Filtering on a MultiIndex

So far, the all the dataframes we’ve seen have had a one-dimensional index (a signle column). Dataframes can have a higher-dimensional index, and when they do, Pandas calls that index a MultiIndex (for a more thorough tutorial on MultiIndex, see https://pandas.pydata.org/pandas-docs/stable/user_guide/advanced.html)

Let’s create an example dataframe with a MultiIndex. Below, we create the MultiIndex using the pd.MultiIndex.from_product() function, but there are several other ways of creating one (see the link above).

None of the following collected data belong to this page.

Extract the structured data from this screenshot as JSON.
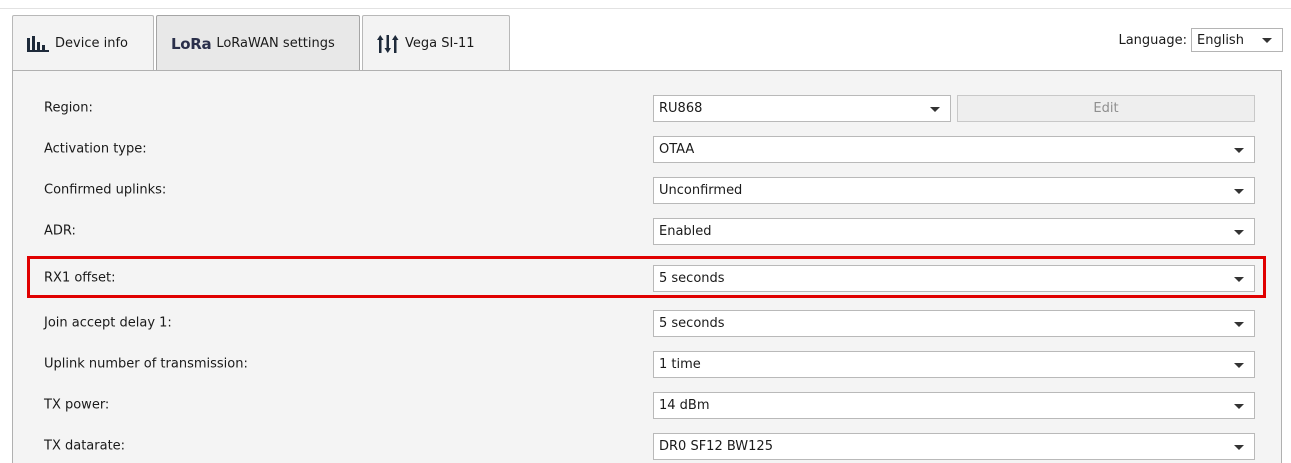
{
  "tabs": [
    {
      "label": "Device info",
      "icon": "bar-chart-icon"
    },
    {
      "label": "LoRaWAN settings",
      "logo_text": "LoRa",
      "icon": "lora-logo-icon"
    },
    {
      "label": "Vega SI-11",
      "icon": "sliders-icon"
    }
  ],
  "active_tab": "LoRaWAN settings",
  "language": {
    "label": "Language:",
    "value": "English"
  },
  "settings": {
    "region": {
      "label": "Region:",
      "value": "RU868",
      "edit_label": "Edit"
    },
    "activation_type": {
      "label": "Activation type:",
      "value": "OTAA"
    },
    "confirmed_uplinks": {
      "label": "Confirmed uplinks:",
      "value": "Unconfirmed"
    },
    "adr": {
      "label": "ADR:",
      "value": "Enabled"
    },
    "rx1_offset": {
      "label": "RX1 offset:",
      "value": "5 seconds"
    },
    "join_accept_delay": {
      "label": "Join accept delay 1:",
      "value": "5 seconds"
    },
    "uplink_transmissions": {
      "label": "Uplink number of transmission:",
      "value": "1 time"
    },
    "tx_power": {
      "label": "TX power:",
      "value": "14 dBm"
    },
    "tx_datarate": {
      "label": "TX datarate:",
      "value": "DR0 SF12 BW125"
    }
  },
  "colors": {
    "highlight": "#e00000",
    "panel_bg": "#f4f4f4"
  }
}
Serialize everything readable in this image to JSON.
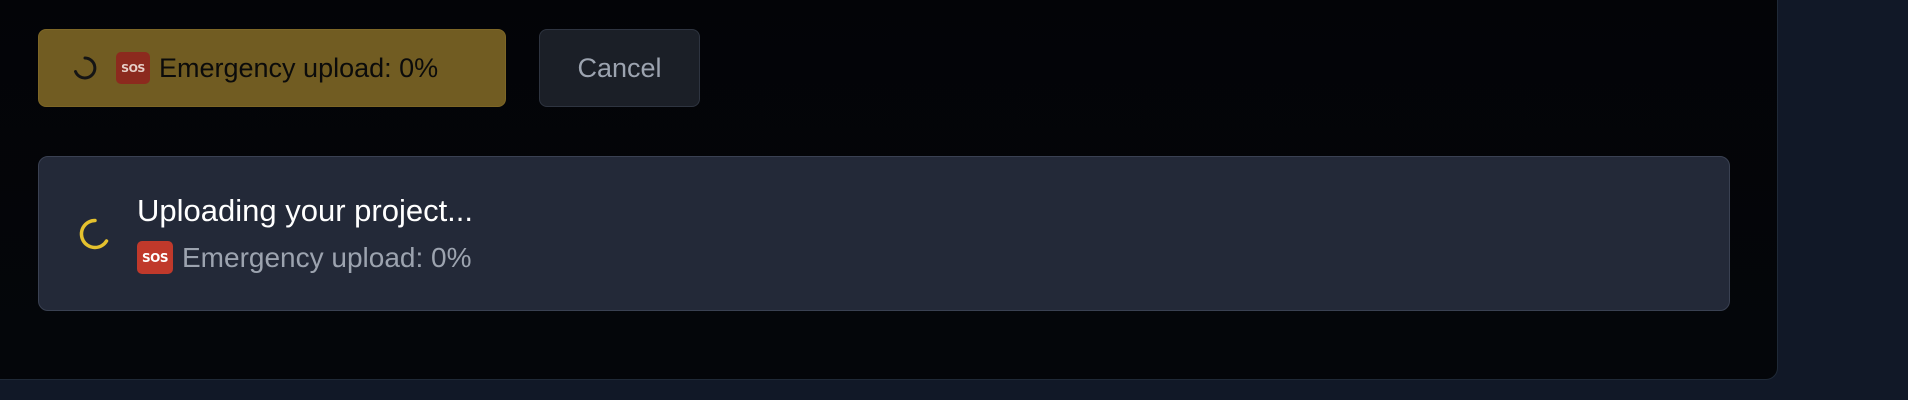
{
  "upload_button": {
    "sos_emoji": "🆘",
    "sos_text": "SOS",
    "label": "Emergency upload: 0%",
    "spinner_icon": "spinner-icon"
  },
  "cancel_button": {
    "label": "Cancel"
  },
  "status_card": {
    "title": "Uploading your project...",
    "sos_emoji": "🆘",
    "sos_text": "SOS",
    "subtitle": "Emergency upload: 0%",
    "spinner_icon": "spinner-icon",
    "progress_percent": 0
  },
  "colors": {
    "accent": "#715c22",
    "spinner_yellow": "#e4c12e",
    "card_bg": "#232938",
    "sos_red": "#c0392b"
  }
}
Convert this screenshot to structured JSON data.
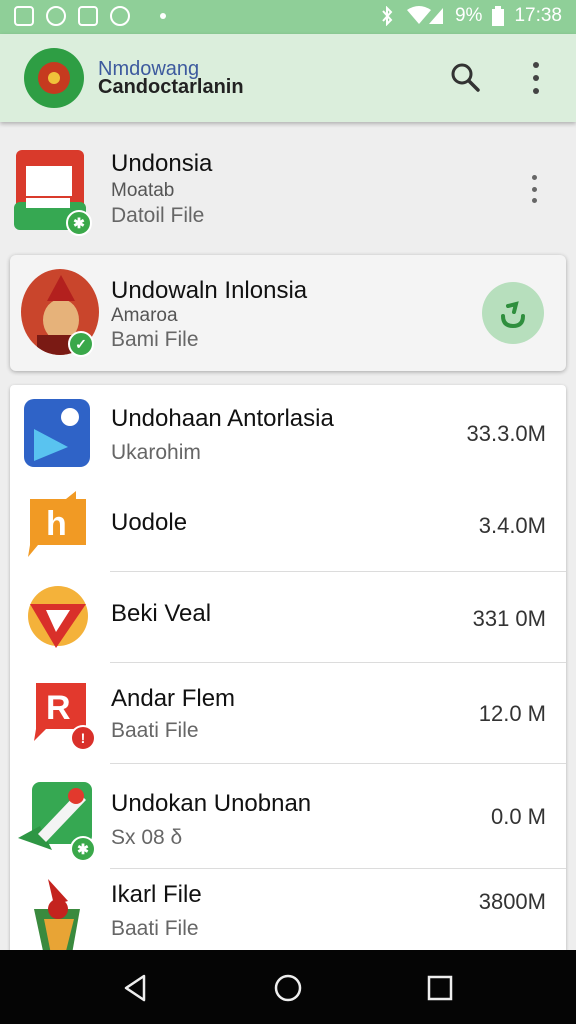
{
  "status_bar": {
    "battery": "9%",
    "time": "17:38"
  },
  "app_bar": {
    "title_top": "Nmdowang",
    "title": "Candoctarlanin"
  },
  "pinned": [
    {
      "title": "Undonsia",
      "line2": "Moatab",
      "line3": "Datoil File"
    },
    {
      "title": "Undowaln Inlonsia",
      "line2": "Amaroa",
      "line3": "Bami File"
    }
  ],
  "list": [
    {
      "title": "Undohaan Antorlasia",
      "subtitle": "Ukarohim",
      "size": "33.3.0M"
    },
    {
      "title": "Uodole",
      "subtitle": "",
      "size": "3.4.0M"
    },
    {
      "title": "Beki Veal",
      "subtitle": "",
      "size": "331 0M"
    },
    {
      "title": "Andar Flem",
      "subtitle": "Baati File",
      "size": "12.0 M"
    },
    {
      "title": "Undokan Unobnan",
      "subtitle": "Sx 08  δ",
      "size": "0.0 M"
    },
    {
      "title": "Ikarl File",
      "subtitle": "Baati File",
      "size": "3800M"
    }
  ]
}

m = pd.DataFrame(data = np.random.rand(9,3), 
                 columns = list('ABC'),
                 index = pd.MultiIndex.from_product([['AAPL','TSLA','MSFT'], [2007,2008,2009]],
                                                    names = ['ticker','year']
                                                   )
                )
m

		A	B	C
ticker	year
AAPL	2007	0.116294	0.686215	0.323383
	2008	0.343762	0.697231	0.670671
	2009	0.419409	0.657433	0.987052
TSLA	2007	0.994865	0.463342	0.093536
	2008	0.762471	0.623193	0.221052
	2009	0.439225	0.659502	0.111453
MSFT	2007	0.006004	0.500773	0.291589
	2008	0.861580	0.300969	0.346424
	2009	0.693928	0.514345	0.973823

Now, the index has two columns instead of one:

m.index

MultiIndex([('AAPL', 2007),
            ('AAPL', 2008),
            ('AAPL', 2009),
            ('TSLA', 2007),
            ('TSLA', 2008),
            ('TSLA', 2009),
            ('MSFT', 2007),
            ('MSFT', 2008),
            ('MSFT', 2009)],
           names=['ticker', 'year'])

Each entry (row) in the index is a tuple (note the parentheses):

m.index[0]

('AAPL', 2007)

This means that if we want to use index labels with .loc to extract some subset of a dataframe, we need to use a tuple when we specify those index labels:

m.loc[('AAPL',2007), :]

A    0.116294
B    0.686215
C    0.323383
Name: (AAPL, 2007), dtype: float64

We can use slices on each dimension of the index, though you should make sure that you sorted your data by the values in the index first (using the sort_index() function:

m = m.sort_index()
m

		A	B	C
ticker	year
AAPL	2007	0.116294	0.686215	0.323383
	2008	0.343762	0.697231	0.670671
	2009	0.419409	0.657433	0.987052
MSFT	2007	0.006004	0.500773	0.291589
	2008	0.861580	0.300969	0.346424
	2009	0.693928	0.514345	0.973823
TSLA	2007	0.994865	0.463342	0.093536
	2008	0.762471	0.623193	0.221052
	2009	0.439225	0.659502	0.111453

I recommend using the slice() to slide on each dimension of the index. Below, slice(None) means no condition should be imposed on that dimension of the index:

m.loc[(slice('AAPL','MSFT'), slice(None)), :]

		A	B	C
ticker	year
AAPL	2007	0.116294	0.686215	0.323383
	2008	0.343762	0.697231	0.670671
	2009	0.419409	0.657433	0.987052
MSFT	2007	0.006004	0.500773	0.291589
	2008	0.861580	0.300969	0.346424
	2009	0.693928	0.514345	0.973823

m.loc[(slice(None), slice(2008,2010)), :]

		A	B	C
ticker	year
AAPL	2008	0.343762	0.697231	0.670671
AAPL	2009	0.419409	0.657433	0.987052
MSFT	2008	0.861580	0.300969	0.346424
MSFT	2009	0.693928	0.514345	0.973823
TSLA	2008	0.762471	0.623193	0.221052
TSLA	2009	0.439225	0.659502	0.111453

m.loc[(slice('AAPL','MSFT'), slice(2008,2010)), :]

		A	B	C
ticker	year
AAPL	2008	0.343762	0.697231	0.670671
AAPL	2009	0.419409	0.657433	0.987052
MSFT	2008	0.861580	0.300969	0.346424
MSFT	2009	0.693928	0.514345	0.973823

Though indexing on the first dimension of the index is a lot easier:

m.loc['AAPL':'MSFT']

		A	B	C
ticker	year
AAPL	2007	0.116294	0.686215	0.323383
	2008	0.343762	0.697231	0.670671
	2009	0.419409	0.657433	0.987052
MSFT	2007	0.006004	0.500773	0.291589
	2008	0.861580	0.300969	0.346424
	2009	0.693928	0.514345	0.973823

However, the convenient syntax above does not work for the other dimensions of the index (e.g. m.loc[2008:2010] will not work).